La bataille de Vittorio Veneto et l'effondrement de l'empire des Habsbourg, 23 octobre - 3 novembre 1918

Le 23 octobre 1918, le commandant en chef de l'armée italienne, le général A. Diaz lance à partir de la Piave une offensive contre les forces austro-hongroises dans le nord de l'Italie. La 4ème armée italienne est chargée de pénétrer au centre du dispositif austro-hongrois, dans les environs du Monte Grappa, tandis que la 8ème, appuyée par les 10e et 12e armées franco-britanniques, marche sur la ville de Vittorio Veneto.

Les Italiens ont engagé 57 divisions, les Britanniques 3 et les Français 2 dans la bataille de Vittorio Veneto. Les Austro-hongrois ne peuvent en aligner que 52 dont le moral est très bas.

Dès le début de l'offensive alliée, la 4ème armée italienne est bloquée sur le Monte Grappa.

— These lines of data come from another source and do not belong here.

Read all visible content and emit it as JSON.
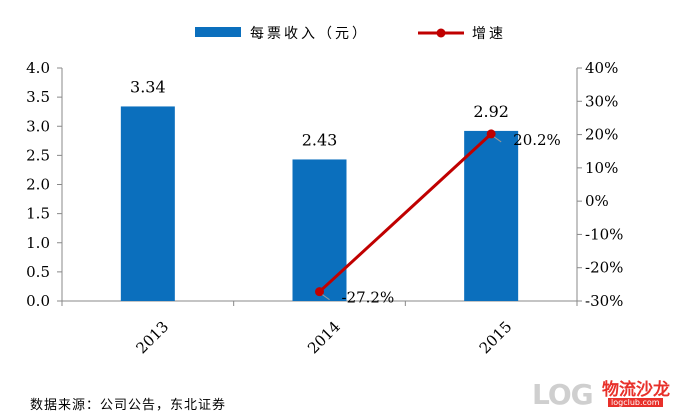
{
  "chart_data": {
    "type": "bar+line",
    "categories": [
      "2013",
      "2014",
      "2015"
    ],
    "series": [
      {
        "name": "每票收入（元）",
        "type": "bar",
        "axis": "left",
        "values": [
          3.34,
          2.43,
          2.92
        ],
        "labels": [
          "3.34",
          "2.43",
          "2.92"
        ],
        "color": "#0b6fbd"
      },
      {
        "name": "增速",
        "type": "line",
        "axis": "right",
        "values": [
          null,
          -27.2,
          20.2
        ],
        "labels": [
          "",
          "-27.2%",
          "20.2%"
        ],
        "color": "#c00000"
      }
    ],
    "yleft": {
      "ticks": [
        "0.0",
        "0.5",
        "1.0",
        "1.5",
        "2.0",
        "2.5",
        "3.0",
        "3.5",
        "4.0"
      ],
      "ylim": [
        0,
        4
      ]
    },
    "yright": {
      "ticks": [
        "-30%",
        "-20%",
        "-10%",
        "0%",
        "10%",
        "20%",
        "30%",
        "40%"
      ],
      "ylim": [
        -30,
        40
      ]
    },
    "legend_position": "top",
    "grid": false
  },
  "source_text": "数据来源：公司公告，东北证券",
  "watermark": {
    "brand": "物流沙龙",
    "latin": "LOG",
    "url": "logclub.com"
  }
}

Mais qu'importe, l'objectif principal est et reste la ville de Vittorio Veneto. Dans un premier temps, les Austro-hongrois résistent et bloquent l'armée italienne sur les rives de la Piave. La 12e armée française parvient à mettre pied à terre sur la rive opposée du fleuve et forme une tête de pont. Les Britanniques parviennent également à franchir le fleuve. A partir du 28 octobre 1918, les deux têtes de pont sont consolidées et permettent aux Alliés de continuer leur progression. Fin octobre, les Alliés atteignent et occupent Vittorio Veneto, ce qui a pour conséquence de diviser les troupes austro-hongroises dans le nord de l'Italie.

L'armée austro-hongroise se liquéfie de plus en plus chaque jour. Le 2 novembre, les Italiens atteignent les lignes ennemies près du Tagliamento, tandis que les Franco-britanniques se rapprochent de Trente, qui tombe le 3 novembre 1918 aux mains des Italiens. Pendant cette bataille, les Austro-hongrois ont perdu 300.000 hommes (morts, blessés, prisonniers), tandis que les Italiens n'en ont perdu que 38.000 (morts et blessés).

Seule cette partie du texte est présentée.